1. Ob die Voraussetzungen für eine auf ernstliche Zweifel an der Rechtmäßigkeit gestützte Aussetzung der Vollziehung vorliegen, ist bei Steuerbescheiden, derentwegen ein Rechtsstreit in der Revisionsinstanz anhängig ist, unter Berücksichtigung revisionsrechtlicher Grundsätze zu entscheiden.

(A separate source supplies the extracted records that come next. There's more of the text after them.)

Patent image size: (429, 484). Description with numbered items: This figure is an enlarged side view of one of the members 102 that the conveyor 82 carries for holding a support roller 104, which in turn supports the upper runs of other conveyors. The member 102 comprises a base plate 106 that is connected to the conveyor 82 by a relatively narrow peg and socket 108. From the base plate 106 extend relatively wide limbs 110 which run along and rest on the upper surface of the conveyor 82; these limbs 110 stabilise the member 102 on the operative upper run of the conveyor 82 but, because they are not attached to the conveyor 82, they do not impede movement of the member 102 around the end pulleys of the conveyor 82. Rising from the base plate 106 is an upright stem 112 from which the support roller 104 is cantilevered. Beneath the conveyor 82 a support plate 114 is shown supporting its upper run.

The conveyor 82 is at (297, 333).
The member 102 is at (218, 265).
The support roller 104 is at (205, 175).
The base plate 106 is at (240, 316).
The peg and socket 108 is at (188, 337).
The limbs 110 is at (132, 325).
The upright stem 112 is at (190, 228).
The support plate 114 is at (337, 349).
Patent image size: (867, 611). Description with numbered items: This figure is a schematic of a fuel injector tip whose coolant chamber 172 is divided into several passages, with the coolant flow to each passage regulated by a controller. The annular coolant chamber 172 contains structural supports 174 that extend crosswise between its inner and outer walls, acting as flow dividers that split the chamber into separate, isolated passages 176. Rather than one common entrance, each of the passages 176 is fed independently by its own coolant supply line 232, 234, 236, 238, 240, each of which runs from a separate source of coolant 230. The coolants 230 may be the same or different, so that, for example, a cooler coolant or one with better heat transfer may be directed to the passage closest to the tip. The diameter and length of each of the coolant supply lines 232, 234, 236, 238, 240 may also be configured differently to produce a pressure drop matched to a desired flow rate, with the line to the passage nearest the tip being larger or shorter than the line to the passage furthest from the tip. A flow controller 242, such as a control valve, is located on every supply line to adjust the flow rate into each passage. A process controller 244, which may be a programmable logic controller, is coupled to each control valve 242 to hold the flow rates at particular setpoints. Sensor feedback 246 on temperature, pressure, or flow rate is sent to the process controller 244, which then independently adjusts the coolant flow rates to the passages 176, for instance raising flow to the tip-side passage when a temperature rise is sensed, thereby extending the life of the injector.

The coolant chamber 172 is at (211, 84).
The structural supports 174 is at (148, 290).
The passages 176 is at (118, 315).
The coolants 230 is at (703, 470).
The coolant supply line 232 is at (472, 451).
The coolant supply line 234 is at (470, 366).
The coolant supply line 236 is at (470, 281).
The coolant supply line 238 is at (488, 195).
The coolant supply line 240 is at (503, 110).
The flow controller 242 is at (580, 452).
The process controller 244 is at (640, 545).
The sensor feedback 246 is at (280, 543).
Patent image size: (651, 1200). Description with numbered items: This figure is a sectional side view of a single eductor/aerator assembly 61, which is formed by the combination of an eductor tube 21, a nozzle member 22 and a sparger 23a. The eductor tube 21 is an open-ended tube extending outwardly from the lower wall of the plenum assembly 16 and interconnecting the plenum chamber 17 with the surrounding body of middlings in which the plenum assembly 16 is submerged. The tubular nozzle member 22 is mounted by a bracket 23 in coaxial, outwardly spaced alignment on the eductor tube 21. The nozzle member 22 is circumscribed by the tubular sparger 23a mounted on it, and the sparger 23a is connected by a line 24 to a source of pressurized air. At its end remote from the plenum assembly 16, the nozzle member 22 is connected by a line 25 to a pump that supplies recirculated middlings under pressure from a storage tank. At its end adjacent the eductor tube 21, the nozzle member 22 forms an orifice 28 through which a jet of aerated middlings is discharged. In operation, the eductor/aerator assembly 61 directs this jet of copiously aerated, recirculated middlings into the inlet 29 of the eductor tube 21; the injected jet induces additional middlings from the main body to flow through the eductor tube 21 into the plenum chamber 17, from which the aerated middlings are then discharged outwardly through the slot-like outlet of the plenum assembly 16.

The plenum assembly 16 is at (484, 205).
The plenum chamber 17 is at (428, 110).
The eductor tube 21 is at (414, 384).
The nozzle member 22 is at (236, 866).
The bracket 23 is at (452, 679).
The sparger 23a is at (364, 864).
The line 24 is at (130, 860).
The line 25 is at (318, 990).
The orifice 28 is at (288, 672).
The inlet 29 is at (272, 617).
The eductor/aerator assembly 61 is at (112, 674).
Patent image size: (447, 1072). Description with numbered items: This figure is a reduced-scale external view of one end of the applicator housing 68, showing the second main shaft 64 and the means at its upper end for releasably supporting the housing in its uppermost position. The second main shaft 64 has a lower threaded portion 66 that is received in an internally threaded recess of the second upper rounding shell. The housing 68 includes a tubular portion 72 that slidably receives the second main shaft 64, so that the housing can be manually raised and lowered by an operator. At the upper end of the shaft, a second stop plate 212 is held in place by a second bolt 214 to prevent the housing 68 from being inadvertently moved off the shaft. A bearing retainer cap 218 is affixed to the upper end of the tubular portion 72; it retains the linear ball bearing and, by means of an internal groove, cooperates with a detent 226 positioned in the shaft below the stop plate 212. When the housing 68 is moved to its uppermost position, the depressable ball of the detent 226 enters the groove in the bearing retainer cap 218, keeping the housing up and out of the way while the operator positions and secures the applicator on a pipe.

2. Zur Rechtmäßigkeit der Verweigerung des ermäßigten Steuersatzes (§ 12 Abs. 2 Nr. 1 UStG 1967/73) für den Verkauf von einem an Aufenthaltsräume angrenzenden Verkaufsraum aus in einer Kaserne.

 

Normenkette

FGO § 69 Abs. 3; UStG 1967/73 § 12 Abs. 2 Nr. 1

 

Tatbestand

Die Beteiligten streiten um die Anwendung des ermäßigten Umsatzsteuersatzes gemäß § 12 Abs. 2 Nr. 1 des Umsatzsteuergesetzes (UStG 1967/1973).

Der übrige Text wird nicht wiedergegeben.